Through the use of its TCXpress™ technology platform, the company can take immune cells from the tumor, screen and capture thousands of T cells, and figure out which ones want to kill the cancer. The technology, which was developed in the laboratory of Dr. Mark Shlomchik, was licensed from the University of Pittsburgh and is a proprietary high-throughput and efficient TCR search and capture platform.

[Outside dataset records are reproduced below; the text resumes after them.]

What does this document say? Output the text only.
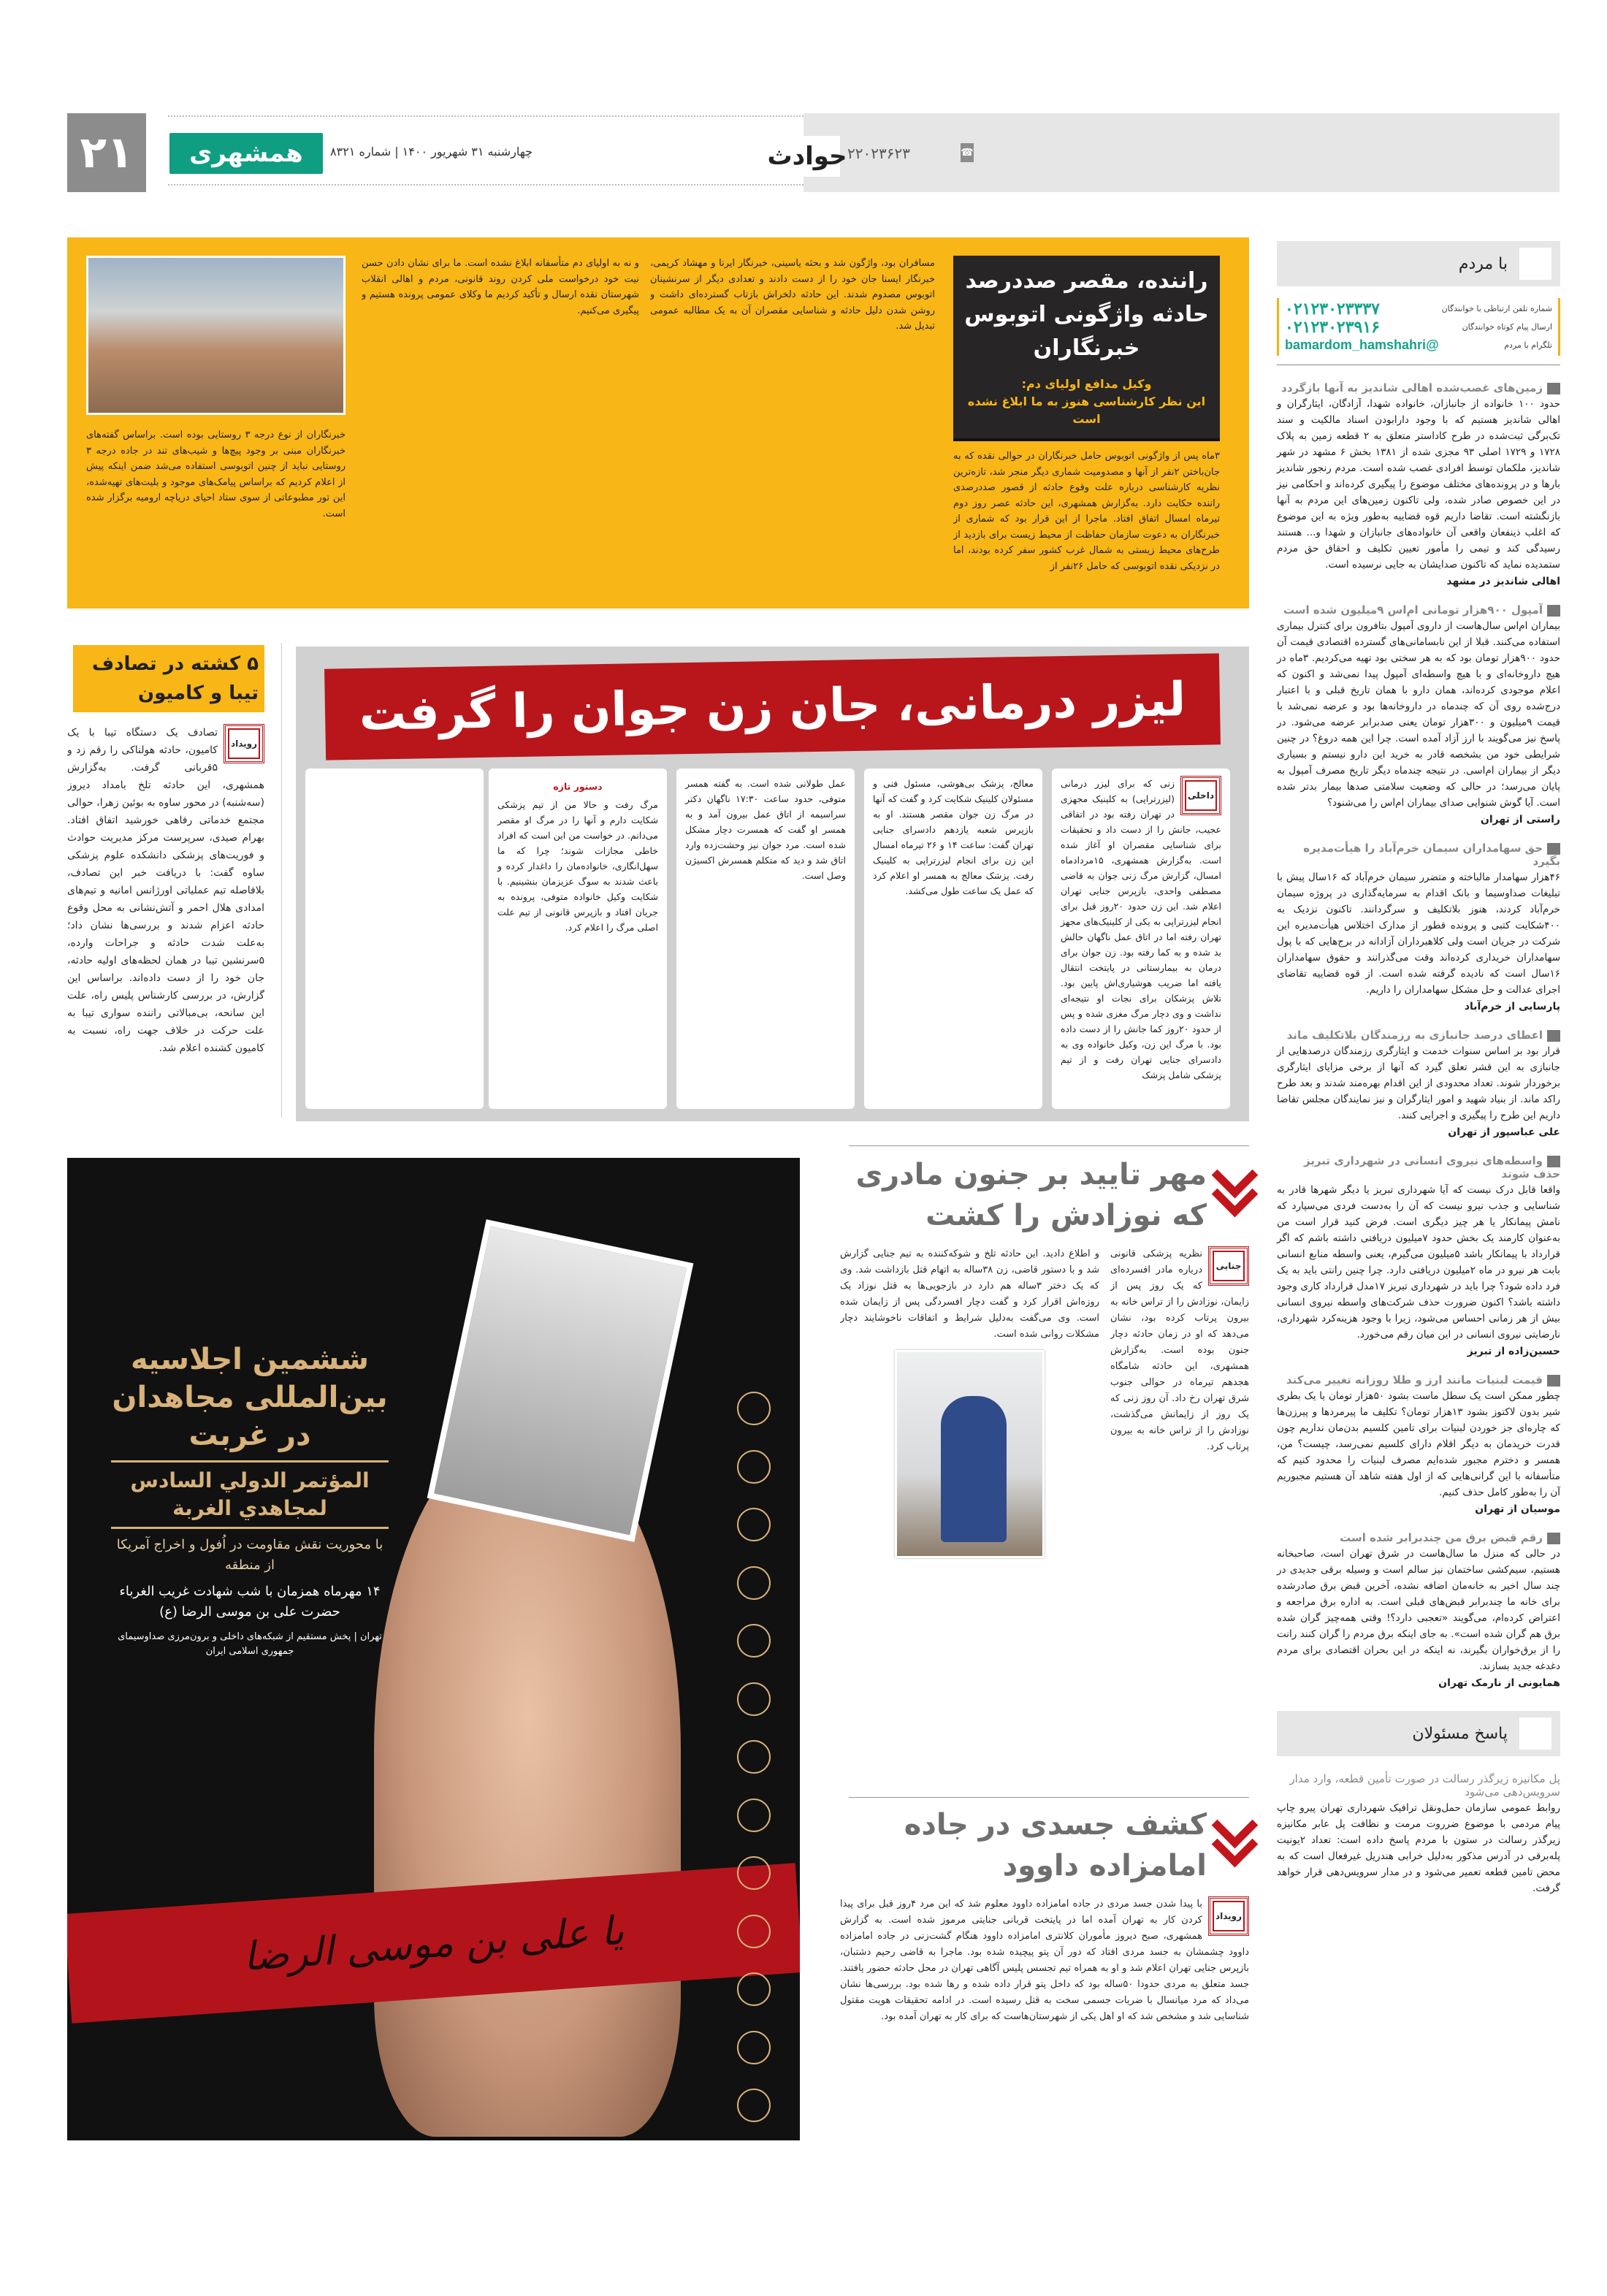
۲۱	همشهری	چهارشنبه ۳۱ شهریور ۱۴۰۰ | شماره ۸۳۲۱	حوادث ۲۲۰۲۳۶۲۳	☎
با مردم
شماره تلفن ارتباطی با خوانندگان
۰۲۱۲۳۰۲۳۳۳۷
ارسال پیام کوتاه خوانندگان
۰۲۱۲۳۰۲۳۹۱۶
تلگرام با مردم
@bamardom_hamshahri
زمین‌های غصب‌شده اهالی شاندیز به آنها بازگردد

حدود ۱۰۰ خانواده از جانبازان، خانواده شهدا، آزادگان، ایثارگران و اهالی شاندیز هستیم که با وجود دارابودن اسناد مالکیت و سند تک‌برگی ثبت‌شده در طرح کاداستر متعلق به ۲ قطعه زمین به پلاک ۱۷۲۸ و ۱۷۲۹ اصلی ۹۳ مجزی شده از ۱۳۸۱ بخش ۶ مشهد در شهر شاندیز، ملکمان توسط افرادی غصب شده است. مردم رنجور شاندیز بارها و در پرونده‌های مختلف موضوع را پیگیری کرده‌اند و احکامی نیز در این خصوص صادر شده، ولی تاکنون زمین‌های این مردم به آنها بازنگشته است. تقاضا داریم قوه قضاییه به‌طور ویژه به این موضوع که اغلب ذینفعان واقعی آن خانواده‌های جانبازان و شهدا و... هستند رسیدگی کند و تیمی را مأمور تعیین تکلیف و احقاق حق مردم ستمدیده نماید که تاکنون صدایشان به جایی نرسیده است.

اهالی شاندیز در مشهد
آمپول ۹۰۰هزار تومانی ام‌اس ۹میلیون شده است

بیماران ام‌اس سال‌هاست از داروی آمپول بتافرون برای کنترل بیماری استفاده می‌کنند. قبلا از این نابسامانی‌های گسترده اقتصادی قیمت آن حدود ۹۰۰هزار تومان بود که به هر سختی بود تهیه می‌کردیم. ۳ماه در هیچ داروخانه‌ای و با هیچ واسطه‌ای آمپول پیدا نمی‌شد و اکنون که اعلام موجودی کرده‌اند، همان دارو با همان تاریخ قبلی و با اعتبار درج‌شده روی آن که چندماه در داروخانه‌ها بود و عرضه نمی‌شد با قیمت ۹میلیون و ۳۰۰هزار تومان یعنی صدبرابر عرضه می‌شود. در پاسخ نیز می‌گویند با ارز آزاد آمده است. چرا این همه دروغ؟ در چنین شرایطی خود من بشخصه قادر به خرید این دارو نیستم و بسیاری دیگر از بیماران ام‌اسی. در نتیجه چندماه دیگر تاریخ مصرف آمپول به پایان می‌رسد؛ در حالی که وضعیت سلامتی صدها بیمار بدتر شده است. آیا گوش شنوایی صدای بیماران ام‌اس را می‌شنود؟

راستی از تهران
حق سهامداران سیمان خرم‌آباد را هیأت‌مدیره بگیرد

۴۶هزار سهامدار مالباخته و متضرر سیمان خرم‌آباد که ۱۶سال پیش با تبلیغات صداوسیما و بانک اقدام به سرمایه‌گذاری در پروژه سیمان خرم‌آباد کردند، هنوز بلاتکلیف و سرگردانند. تاکنون نزدیک به ۴۰۰شکایت کتبی و پرونده قطور از مدارک اختلاس هیأت‌مدیره این شرکت در جریان است ولی کلاهبرداران آزادانه در برج‌هایی که با پول سهامداران خریداری کرده‌اند وقت می‌گذرانند و حقوق سهامداران ۱۶سال است که نادیده گرفته شده است. از قوه قضاییه تقاضای اجرای عدالت و حل مشکل سهامداران را داریم.

پارسایی از خرم‌آباد
اعطای درصد جانبازی به رزمندگان بلاتکلیف ماند

قرار بود بر اساس سنوات خدمت و ایثارگری رزمندگان درصدهایی از جانبازی به این قشر تعلق گیرد که آنها از برخی مزایای ایثارگری برخوردار شوند. تعداد محدودی از این اقدام بهره‌مند شدند و بعد طرح راکد ماند. از بنیاد شهید و امور ایثارگران و نیز نمایندگان مجلس تقاضا داریم این طرح را پیگیری و اجرایی کنند.

علی عباسپور از تهران
واسطه‌های نیروی انسانی در شهرداری تبریز حذف شوند

واقعا قابل درک نیست که آیا شهرداری تبریز یا دیگر شهرها قادر به شناسایی و جذب نیرو نیست که آن را به‌دست فردی می‌سپارد که نامش پیمانکار یا هر چیز دیگری است. فرض کنید قرار است من به‌عنوان کارمند یک بخش حدود ۷میلیون دریافتی داشته باشم که اگر قرارداد با پیمانکار باشد ۵میلیون می‌گیرم، یعنی واسطه منابع انسانی بابت هر نیرو در ماه ۲میلیون دریافتی دارد. چرا چنین رانتی باید به یک فرد داده شود؟ چرا باید در شهرداری تبریز ۱۷مدل قرارداد کاری وجود داشته باشد؟ اکنون ضرورت حذف شرکت‌های واسطه نیروی انسانی بیش از هر زمانی احساس می‌شود، زیرا با وجود هزینه‌کرد شهرداری، نارضایتی نیروی انسانی در این میان رقم می‌خورد.

حسین‌زاده از تبریز
قیمت لبنیات مانند ارز و طلا روزانه تغییر می‌کند

چطور ممکن است یک سطل ماست بشود ۵۰هزار تومان یا یک بطری شیر بدون لاکتوز بشود ۱۳هزار تومان؟ تکلیف ما پیرمردها و پیرزن‌ها که چاره‌ای جز خوردن لبنیات برای تامین کلسیم بدن‌مان نداریم چون قدرت خریدمان به دیگر اقلام دارای کلسیم نمی‌رسد، چیست؟ من، همسر و دخترم مجبور شده‌ایم مصرف لبنیات را محدود کنیم که متأسفانه با این گرانی‌هایی که از اول هفته شاهد آن هستیم مجبوریم آن را به‌طور کامل حذف کنیم.

موسیان از تهران
رقم قبض برق من چندبرابر شده است

در حالی که منزل ما سال‌هاست در شرق تهران است، صاحبخانه هستیم، سیم‌کشی ساختمان نیز سالم است و وسیله برقی جدیدی در چند سال اخیر به خانه‌مان اضافه نشده، آخرین قبض برق صادرشده برای خانه ما چندبرابر قبض‌های قبلی است. به اداره برق مراجعه و اعتراض کرده‌ام، می‌گویند «تعجبی دارد؟! وقتی همه‌چیز گران شده برق هم گران شده است». به جای اینکه برق مردم را گران کنند رانت را از برق‌خواران بگیرند، نه اینکه در این بحران اقتصادی برای مردم دغدغه جدید بسازند.

همایونی از نارمک تهران
پاسخ مسئولان
پل مکانیزه زیرگذر رسالت در صورت تأمین قطعه، وارد مدار سرویس‌دهی می‌شود

روابط عمومی سازمان حمل‌ونقل ترافیک شهرداری تهران پیرو چاپ پیام مردمی با موضوع ضرروت مرمت و نظافت پل عابر مکانیزه زیرگذر رسالت در ستون با مردم پاسخ داده است: تعداد ۲یونیت پله‌برقی در آدرس مذکور به‌دلیل خرابی هندریل غیرفعال است که به محض تامین قطعه تعمیر می‌شود و در مدار سرویس‌دهی قرار خواهد گرفت.

راننده، مقصر صددرصد حادثه واژگونی اتوبوس خبرنگاران
وکیل مدافع اولیای دم:
این نظر کارشناسی هنوز به ما ابلاغ نشده است
۳ماه پس از واژگونی اتوبوس حامل خبرنگاران در حوالی نقده که به جان‌باختن ۲نفر از آنها و مصدومیت شماری دیگر منجر شد، تازه‌ترین نظریه کارشناسی درباره علت وقوع حادثه از قصور صددرصدی راننده حکایت دارد. به‌گزارش همشهری، این حادثه عصر روز دوم تیرماه امسال اتفاق افتاد. ماجرا از این قرار بود که شماری از خبرنگاران به دعوت سازمان حفاظت از محیط زیست برای بازدید از طرح‌های محیط زیستی به شمال غرب کشور سفر کرده بودند، اما در نزدیکی نقده اتوبوسی که حامل ۲۶نفر از
مسافران بود، واژگون شد و بحثه یاسینی، خبرنگار ایرنا و مهشاد کریمی، خبرنگار ایسنا جان خود را از دست دادند و تعدادی دیگر از سرنشینان اتوبوس مصدوم شدند. این حادثه دلخراش بازتاب گسترده‌ای داشت و روشن شدن دلیل حادثه و شناسایی مقصران آن به یک مطالبه عمومی تبدیل شد.
و نه به اولیای دم متأسفانه ابلاغ نشده است. ما برای نشان دادن حسن نیت خود درخواست ملی کردن روند قانونی، مردم و اهالی انقلاب شهرستان نقده ارسال و تأکید کردیم ما وکلای عمومی پرونده هستیم و پیگیری می‌کنیم.
خبرنگاران از نوع درجه ۳ روستایی بوده است. براساس گفته‌های خبرنگاران مبنی بر وجود پیچ‌ها و شیب‌های تند در جاده درجه ۳ روستایی نباید از چنین اتوبوسی استفاده می‌شد ضمن اینکه پیش از اعلام کردیم که براساس پیامک‌های موجود و بلیت‌های تهیه‌شده، این تور مطبوعاتی از سوی ستاد احیای دریاچه ارومیه برگزار شده است.
۵ کشته در تصادف تیبا و کامیون
رویداد
تصادف یک دستگاه تیبا با یک کامیون، حادثه هولناکی را رقم زد و ۵قربانی گرفت. به‌گزارش همشهری، این حادثه تلخ بامداد دیروز (سه‌شنبه) در محور ساوه به بوئین زهرا، حوالی مجتمع خدماتی رفاهی خورشید اتفاق افتاد. بهرام صیدی، سرپرست مرکز مدیریت حوادث و فوریت‌های پزشکی دانشکده علوم پزشکی ساوه گفت: با دریافت خبر این تصادف، بلافاصله تیم عملیاتی اورژانس امانیه و تیم‌های امدادی هلال احمر و آتش‌نشانی به محل وقوع حادثه اعزام شدند و بررسی‌ها نشان داد؛ به‌علت شدت حادثه و جراحات وارده، ۵سرنشین تیبا در همان لحظه‌های اولیه حادثه، جان خود را از دست داده‌اند. براساس این گزارش، در بررسی کارشناس پلیس راه، علت این سانحه، بی‌مبالاتی راننده سواری تیبا به علت حرکت در خلاف جهت راه، نسبت به کامیون کشنده اعلام شد.
لیزر درمانی، جان زن جوان را گرفت
داخلی
زنی که برای لیزر درمانی (لیزرتراپی) به کلینیک مجهزی در تهران رفته بود در اتفاقی عجیب، جانش را از دست داد و تحقیقات برای شناسایی مقصران او آغاز شده است. به‌گزارش همشهری، ۱۵مردادماه امسال، گزارش مرگ زنی جوان به قاضی مصطفی واحدی، بازپرس جنایی تهران اعلام شد. این زن حدود ۲۰روز قبل برای انجام لیزرتراپی به یکی از کلینیک‌های مجهز تهران رفته اما در اتاق عمل ناگهان حالش بد شده و به کما رفته بود. زن جوان برای درمان به بیمارستانی در پایتخت انتقال یافته اما ضریب هوشیاری‌اش پایین بود. تلاش پزشکان برای نجات او نتیجه‌ای نداشت و وی دچار مرگ مغزی شده و پس از حدود ۲۰روز کما جانش را از دست داده بود. با مرگ این زن، وکیل خانواده وی به دادسرای جنایی تهران رفت و از تیم پزشکی شامل پزشک
معالج، پزشک بی‌هوشی، مسئول فنی و مسئولان کلینیک شکایت کرد و گفت که آنها در مرگ زن جوان مقصر هستند. او به بازپرس شعبه یازدهم دادسرای جنایی تهران گفت: ساعت ۱۴ و ۲۶ تیرماه امسال این زن برای انجام لیزرتراپی به کلینیک رفت. پزشک معالج به همسر او اعلام کرد که عمل یک ساعت طول می‌کشد.
عمل طولانی شده است. به گفته همسر متوفی، حدود ساعت ۱۷:۳۰ ناگهان دکتر سراسیمه از اتاق عمل بیرون آمد و به همسر او گفت که همسرت دچار مشکل شده است. مرد جوان نیز وحشت‌زده وارد اتاق شد و دید که متکلم همسرش اکسیژن وصل است.
دستور تازه
مرگ رفت و حالا من از تیم پزشکی شکایت دارم و آنها را در مرگ او مقصر می‌دانم. در خواست من این است که افراد خاطی مجازات شوند؛ چرا که ما سهل‌انگاری، خانواده‌مان را داغدار کرده و باعث شدند به سوگ عزیزمان بنشینیم. با شکایت وکیل خانواده متوفی، پرونده به جریان افتاد و بازپرس قانونی از تیم علت اصلی مرگ را اعلام کرد.
یا علی بن موسی الرضا
ششمین اجلاسیه بین‌المللی مجاهدان در غربت
المؤتمر الدولي السادس لمجاهدي الغربة
با محوریت نقش مقاومت در اُفول و اخراج آمریکا از منطقه
۱۴ مهرماه همزمان با شب شهادت غریب الغرباء حضرت علی بن موسی الرضا (ع)
تهران | پخش مستقیم از شبکه‌های داخلی و برون‌مرزی صداوسیمای جمهوری اسلامی ایران
مهر تایید بر جنون مادری که نوزادش را کشت
جنایی
نظریه پزشکی قانونی درباره مادر افسرده‌ای که یک روز پس از زایمان، نوزادش را از تراس خانه به بیرون پرتاب کرده بود، نشان می‌دهد که او در زمان حادثه دچار جنون بوده است. به‌گزارش همشهری، این حادثه شامگاه هجدهم تیرماه در حوالی جنوب شرق تهران رخ داد. آن روز زنی که یک روز از زایمانش می‌گذشت، نوزادش را از تراس خانه به بیرون پرتاب کرد.
و اطلاع دادید. این حادثه تلخ و شوکه‌کننده به تیم جنایی گزارش شد و با دستور قاضی، زن ۳۸ساله به اتهام قتل بازداشت شد. وی که یک دختر ۳ساله هم دارد در بازجویی‌ها به قتل نوزاد یک روزه‌اش اقرار کرد و گفت دچار افسردگی پس از زایمان شده است. وی می‌گفت به‌دلیل شرایط و اتفاقات ناخوشایند دچار مشکلات روانی شده است.
کشف جسدی در جاده امامزاده داوود
رویداد
با پیدا شدن جسد مردی در جاده امامزاده داوود معلوم شد که این مرد ۴روز قبل برای پیدا کردن کار به تهران آمده اما در پایتخت قربانی جنایتی مرموز شده است. به گزارش همشهری، صبح دیروز مأموران کلانتری امامزاده داوود هنگام گشت‌زنی در جاده امامزاده داوود چشمشان به جسد مردی افتاد که دور آن پتو پیچیده شده بود. ماجرا به قاضی رحیم دشتبان، بازپرس جنایی تهران اعلام شد و او به همراه تیم تجسس پلیس آگاهی تهران در محل حادثه حضور یافتند. جسد متعلق به مردی حدودا ۵۰ساله بود که داخل پتو قرار داده شده و رها شده بود. بررسی‌ها نشان می‌داد که مرد میانسال با ضربات جسمی سخت به قتل رسیده است. در ادامه تحقیقات هویت مقتول شناسایی شد و مشخص شد که او اهل یکی از شهرستان‌هاست که برای کار به تهران آمده بود.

Using TCXpress™, BlueSphere’s goal is to find multiple T cell receptors to turn the tide against the cancer, Apelian said. The reason for multiple receptors is due to the various mutations that can occur within a tumor. The goal is to pick multiple unique hits that should be able to impact the tumor and its different mutations, he said. Once those hits have been determined, selected TCRs are engineered into the patient’s healthy T cells, and the T cells are reintroduced in large numbers. Before a patient is treated, Apelian added that BlueSphere will conduct in vitro work to determine which T cell receptors will best work.
“Our TCR search and capture platform, TCXpress™, is the beating heart of the company. It will always be an integral part of our approach,” Apelian said.
So far, CAR-T therapies have only been approved for use as a treatment for blood cancers. Although there have been multiple attempts to use this approach in solid tumors, none have succeeded so far. This is due, in part, because CAR-T therapy can only target surface proteins in contrast to the short peptides targetable by TCRs. However, Apelian predicts that the use of natural T cells will allow the approach to work in both solid and liquid tumors.
“A T cell receptor can recognize the tiny bit of foreign protein presented by cells. There’s a whole universe that T cells receptors can see and attack,” Apelian said. He added that because of their approach, BlueSphere believes they will have a meaningful impact against cancer.
But, it will take some time before the company can test its hypothesis. Apelian anticipates BlueSphere will enter the clinic in late 2022. The company’s first target will likely be in bone marrow recipients with high-risk leukemia.
BlueSphere is a spinout of UPMC Enterprises, the venture capital arm of the UPMC led by Jeanne Cunicelli, and has enough financial runway to cover its ongoing research and planned clinical programs through 2024. Earlier this year, the startup raised $105 million in a tranched Series B investment from UMPC Enterprises, which also provided seed funding for gene therapy Code Bio earlier this year. That came on the heels of $15 million in a Series A.
Apelian said TCXpress™ will provide BlueSphere the ability to partner with other cell therapy companies taking aim at different kinds of cancer. He also believes there is potential for this approach in autoimmune diseases.
Even as BlueSphere advances its TCR-T cell therapy approach toward the clinic, Apelian also pointed to the company’s solid tumor virtual patient program, which will allow the company to guide the next R&D steps for its pipeline. The virtual patient program harnesses the capabilities of TCXpress™ as well as its proprietary patient-specific neoantigen discovery platform, NEOXpress™. This will allow BlueSphere to build a repository of tumor data for each patient that Apelian likened to a baseball box score. The information will provide a profile of the neoantigen, the T cells found in the tumor, the number of hits, and the potential to destroy the tumor. Noting the cutting edge capabilities of the virtual program, Apelian said this is “as close to a clinical study as you can get,” prior to initiating the clinical study itself.
“We have some really exciting stuff going on right now that could change the way we approach cancer treatment. This is next-generation precision medicine,” Apelian said.